The movement for Sanders has spread throughout the country and Case Western Reserve University is no exception. This semester, a group called Bernie’s CWRU was established with the goal of promoting Sanders and his policies to the student body in an effort to increase voting turnout. Sanders’ popularity is clear; only two months after its creation, the group’s Facebook page boasts over 140 members, an impressive feat when one considers the typical political apathy among college-aged Americans. Members of this group are anything but apathetic.

As an example, consider Hillary Clinton’s visit to campus on Aug. 27. At least a thousand people showed up that Thursday morning to hear the presidential candidate speak, but six CWRU students very pointedly did not. Instead, these students staged a minor protest just outside of the assembly, carrying signs claiming that the country is “#NotReadyForHillary.” They were nonaggressive, instead choosing to simply hold their signs and promote their criticisms of Clinton, but their total opposition to the rally was apparent.

It is interesting to note, however, that while some of these students were members of Bernie’s CWRU, the organization was not officially affiliated with the protestors in this endeavor. In fact, there was a minor dispute within the organization over the appropriateness of the counter-protest.

The Sanders campaign prides itself on non-aggression toward other candidates, a position Sanders frequently notes, which provides a stark contrast to most if not all of the other candidates on the campaign trail. The #NotReadyForHillary rally is clearly against this supposed tenet of the Sanders campaign. The opposition from members of Bernie’s CWRU is understandable.

This incident is not unique to CWRU; the notion of peaceful campaigning is one that is being brought up across the nation. From coast to coast, pundits are either applauding or lambasting Sanders’ decision to not detract from his opponents. Is this a wise decision on Bernie’s part? I, for one, applaud him for promoting his policies over blasting his opponents’ directly. It may be naive, and it may prove to be a fruitless strategy, but who can fault a candidate for trying to bring integrity to the campaign trail?

This particular incident involving Sanders’ supporters and Clinton is just the latest in a series of conflicts between the two camps.
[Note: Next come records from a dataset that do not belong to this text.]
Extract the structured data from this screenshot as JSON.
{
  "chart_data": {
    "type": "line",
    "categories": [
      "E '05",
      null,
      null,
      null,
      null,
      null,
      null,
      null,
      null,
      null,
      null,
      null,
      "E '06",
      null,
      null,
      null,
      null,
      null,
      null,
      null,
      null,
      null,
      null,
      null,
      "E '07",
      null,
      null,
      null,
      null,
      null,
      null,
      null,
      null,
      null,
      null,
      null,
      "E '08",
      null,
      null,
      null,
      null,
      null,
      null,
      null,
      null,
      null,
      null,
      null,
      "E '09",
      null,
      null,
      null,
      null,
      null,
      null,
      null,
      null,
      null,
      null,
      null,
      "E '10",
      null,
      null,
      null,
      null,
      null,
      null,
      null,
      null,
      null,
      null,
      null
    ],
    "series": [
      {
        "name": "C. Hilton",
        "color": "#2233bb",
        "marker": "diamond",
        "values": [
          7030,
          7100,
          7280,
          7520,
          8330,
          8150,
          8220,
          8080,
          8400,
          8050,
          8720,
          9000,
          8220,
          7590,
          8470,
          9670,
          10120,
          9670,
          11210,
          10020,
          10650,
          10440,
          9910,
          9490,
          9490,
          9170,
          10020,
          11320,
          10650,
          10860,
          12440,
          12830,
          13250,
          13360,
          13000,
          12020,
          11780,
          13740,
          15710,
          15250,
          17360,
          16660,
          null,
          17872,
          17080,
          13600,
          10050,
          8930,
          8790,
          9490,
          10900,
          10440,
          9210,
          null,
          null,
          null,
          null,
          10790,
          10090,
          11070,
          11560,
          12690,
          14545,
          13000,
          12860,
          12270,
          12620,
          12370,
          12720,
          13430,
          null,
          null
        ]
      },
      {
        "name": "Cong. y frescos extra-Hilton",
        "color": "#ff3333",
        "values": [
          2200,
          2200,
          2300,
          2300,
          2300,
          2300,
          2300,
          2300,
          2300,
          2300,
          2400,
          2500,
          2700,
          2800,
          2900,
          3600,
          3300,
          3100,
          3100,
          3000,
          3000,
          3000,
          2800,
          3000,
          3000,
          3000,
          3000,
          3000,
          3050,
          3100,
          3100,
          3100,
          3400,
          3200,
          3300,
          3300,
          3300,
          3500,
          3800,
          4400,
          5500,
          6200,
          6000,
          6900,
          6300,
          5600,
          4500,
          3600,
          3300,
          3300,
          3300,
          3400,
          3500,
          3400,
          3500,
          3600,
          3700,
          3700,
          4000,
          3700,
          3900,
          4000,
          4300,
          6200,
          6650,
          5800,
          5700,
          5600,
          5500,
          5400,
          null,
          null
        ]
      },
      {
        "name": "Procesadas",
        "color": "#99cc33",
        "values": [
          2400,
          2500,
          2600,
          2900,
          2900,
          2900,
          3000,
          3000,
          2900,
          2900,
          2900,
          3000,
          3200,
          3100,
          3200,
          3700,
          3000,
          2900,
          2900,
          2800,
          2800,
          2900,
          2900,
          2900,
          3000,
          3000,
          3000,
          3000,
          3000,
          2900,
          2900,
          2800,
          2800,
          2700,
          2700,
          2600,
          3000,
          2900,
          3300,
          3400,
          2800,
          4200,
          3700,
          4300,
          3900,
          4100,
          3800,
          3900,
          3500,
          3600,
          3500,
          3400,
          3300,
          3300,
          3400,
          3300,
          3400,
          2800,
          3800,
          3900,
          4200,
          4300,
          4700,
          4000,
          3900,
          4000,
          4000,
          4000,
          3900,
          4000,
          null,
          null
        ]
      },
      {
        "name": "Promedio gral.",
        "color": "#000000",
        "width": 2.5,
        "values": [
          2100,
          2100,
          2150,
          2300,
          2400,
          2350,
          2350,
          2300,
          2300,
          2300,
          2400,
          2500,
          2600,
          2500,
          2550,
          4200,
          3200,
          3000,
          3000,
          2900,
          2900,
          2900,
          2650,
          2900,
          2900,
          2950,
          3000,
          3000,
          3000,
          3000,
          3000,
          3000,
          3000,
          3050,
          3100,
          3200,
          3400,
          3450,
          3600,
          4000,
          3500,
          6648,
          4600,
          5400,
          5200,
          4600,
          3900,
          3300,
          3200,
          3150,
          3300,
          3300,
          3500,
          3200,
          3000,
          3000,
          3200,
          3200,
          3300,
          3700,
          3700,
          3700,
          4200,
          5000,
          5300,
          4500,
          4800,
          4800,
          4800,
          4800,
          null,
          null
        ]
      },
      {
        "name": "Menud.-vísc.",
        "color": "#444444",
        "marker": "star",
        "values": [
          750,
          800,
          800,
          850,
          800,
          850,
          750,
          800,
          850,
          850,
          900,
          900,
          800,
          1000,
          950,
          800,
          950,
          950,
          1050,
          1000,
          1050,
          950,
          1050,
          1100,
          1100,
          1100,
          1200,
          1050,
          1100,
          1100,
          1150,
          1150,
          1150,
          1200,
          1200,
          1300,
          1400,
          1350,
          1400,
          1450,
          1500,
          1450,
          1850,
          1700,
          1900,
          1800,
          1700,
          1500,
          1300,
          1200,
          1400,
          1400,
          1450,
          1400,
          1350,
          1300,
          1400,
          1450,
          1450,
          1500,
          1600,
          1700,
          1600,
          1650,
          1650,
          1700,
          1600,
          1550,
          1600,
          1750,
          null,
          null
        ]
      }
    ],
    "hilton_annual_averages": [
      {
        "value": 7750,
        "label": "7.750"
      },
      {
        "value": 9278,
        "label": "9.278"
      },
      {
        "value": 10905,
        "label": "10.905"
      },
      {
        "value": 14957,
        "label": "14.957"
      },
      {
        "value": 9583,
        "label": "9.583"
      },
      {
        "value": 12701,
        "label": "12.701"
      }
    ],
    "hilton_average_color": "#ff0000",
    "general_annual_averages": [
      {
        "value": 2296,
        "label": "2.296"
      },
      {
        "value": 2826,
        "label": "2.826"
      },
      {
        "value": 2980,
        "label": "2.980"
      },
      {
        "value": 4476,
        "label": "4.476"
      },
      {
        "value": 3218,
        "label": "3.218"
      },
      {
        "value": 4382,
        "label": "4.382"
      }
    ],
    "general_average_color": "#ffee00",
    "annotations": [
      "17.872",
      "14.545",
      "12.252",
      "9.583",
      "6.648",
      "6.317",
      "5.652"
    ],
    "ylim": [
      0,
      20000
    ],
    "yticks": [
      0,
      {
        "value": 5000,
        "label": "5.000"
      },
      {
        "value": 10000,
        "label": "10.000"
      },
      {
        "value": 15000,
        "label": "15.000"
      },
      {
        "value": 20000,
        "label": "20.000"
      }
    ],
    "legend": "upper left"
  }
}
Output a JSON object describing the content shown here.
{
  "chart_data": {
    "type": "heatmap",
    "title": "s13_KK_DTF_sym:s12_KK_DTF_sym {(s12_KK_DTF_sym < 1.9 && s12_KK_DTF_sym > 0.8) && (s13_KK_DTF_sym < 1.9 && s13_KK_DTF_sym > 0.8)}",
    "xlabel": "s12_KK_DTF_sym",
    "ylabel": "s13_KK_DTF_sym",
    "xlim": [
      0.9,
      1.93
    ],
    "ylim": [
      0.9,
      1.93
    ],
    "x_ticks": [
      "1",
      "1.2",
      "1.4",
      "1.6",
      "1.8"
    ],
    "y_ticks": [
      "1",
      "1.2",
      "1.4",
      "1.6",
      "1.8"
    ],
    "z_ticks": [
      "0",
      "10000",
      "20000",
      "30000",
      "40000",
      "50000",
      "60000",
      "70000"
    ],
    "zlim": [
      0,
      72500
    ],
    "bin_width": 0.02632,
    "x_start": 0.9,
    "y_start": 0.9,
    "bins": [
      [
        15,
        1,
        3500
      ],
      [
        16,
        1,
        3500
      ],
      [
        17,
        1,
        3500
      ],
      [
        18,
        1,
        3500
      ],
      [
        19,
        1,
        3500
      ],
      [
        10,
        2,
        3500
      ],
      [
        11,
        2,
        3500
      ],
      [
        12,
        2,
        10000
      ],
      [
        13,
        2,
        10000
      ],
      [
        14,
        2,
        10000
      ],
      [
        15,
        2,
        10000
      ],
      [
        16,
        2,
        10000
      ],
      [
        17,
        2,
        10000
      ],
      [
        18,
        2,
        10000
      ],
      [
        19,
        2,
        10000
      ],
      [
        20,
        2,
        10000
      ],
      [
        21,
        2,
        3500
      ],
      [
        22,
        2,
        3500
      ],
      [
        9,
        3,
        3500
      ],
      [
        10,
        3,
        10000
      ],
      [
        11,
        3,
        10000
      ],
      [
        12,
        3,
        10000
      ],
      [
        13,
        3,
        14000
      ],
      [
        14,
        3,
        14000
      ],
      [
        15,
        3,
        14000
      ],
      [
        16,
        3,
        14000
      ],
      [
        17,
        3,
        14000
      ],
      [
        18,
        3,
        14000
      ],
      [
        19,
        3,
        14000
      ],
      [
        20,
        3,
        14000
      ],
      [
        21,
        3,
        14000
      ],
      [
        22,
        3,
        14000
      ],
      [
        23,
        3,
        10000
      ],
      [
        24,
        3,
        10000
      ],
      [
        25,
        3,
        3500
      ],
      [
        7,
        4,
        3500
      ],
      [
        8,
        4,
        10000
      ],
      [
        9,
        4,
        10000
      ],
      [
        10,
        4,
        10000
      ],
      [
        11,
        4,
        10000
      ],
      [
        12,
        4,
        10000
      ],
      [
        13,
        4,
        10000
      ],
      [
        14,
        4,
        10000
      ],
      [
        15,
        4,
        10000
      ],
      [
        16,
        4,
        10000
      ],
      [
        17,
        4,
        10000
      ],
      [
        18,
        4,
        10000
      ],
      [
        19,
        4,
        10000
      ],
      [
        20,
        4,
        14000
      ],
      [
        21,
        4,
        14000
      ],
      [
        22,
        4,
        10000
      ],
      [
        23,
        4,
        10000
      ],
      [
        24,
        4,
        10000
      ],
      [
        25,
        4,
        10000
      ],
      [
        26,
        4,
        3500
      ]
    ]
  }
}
Citizens supporting Sanders loudly criticize Clinton’s policies, even going so far as to attack her integrity directly. This isn’t new to the political process, as it has been the norm since this country was founded. A part of me, though, wonders why that can’t change. Why can’t Bernie’s supporters promote his message peacefully, like the senator himself wants?

One would assume that this kind of proactive campaigning, which would hinge on promoting one’s favorite candidate, would lead to a more positive reception and a stark contrast to the feuds that can erupt when candidates start directly attacking each other across the media. Bernie doesn’t want that, and, for the most part, Clinton doesn’t seem to want that either. I say it’s time we make that change. Let’s bring some integrity and respect back to the campaign trail, and with it, possibly some unity to not only the Democratic Party, but the country as a whole. A house divided cannot stand; perhaps this can be the first step to putting that house back together.

Danny Miles was supposed to be made of everything perfect little boys are made of: sugar, spice, and… Whoops, someone used salt instead of sugar. He is a second-year.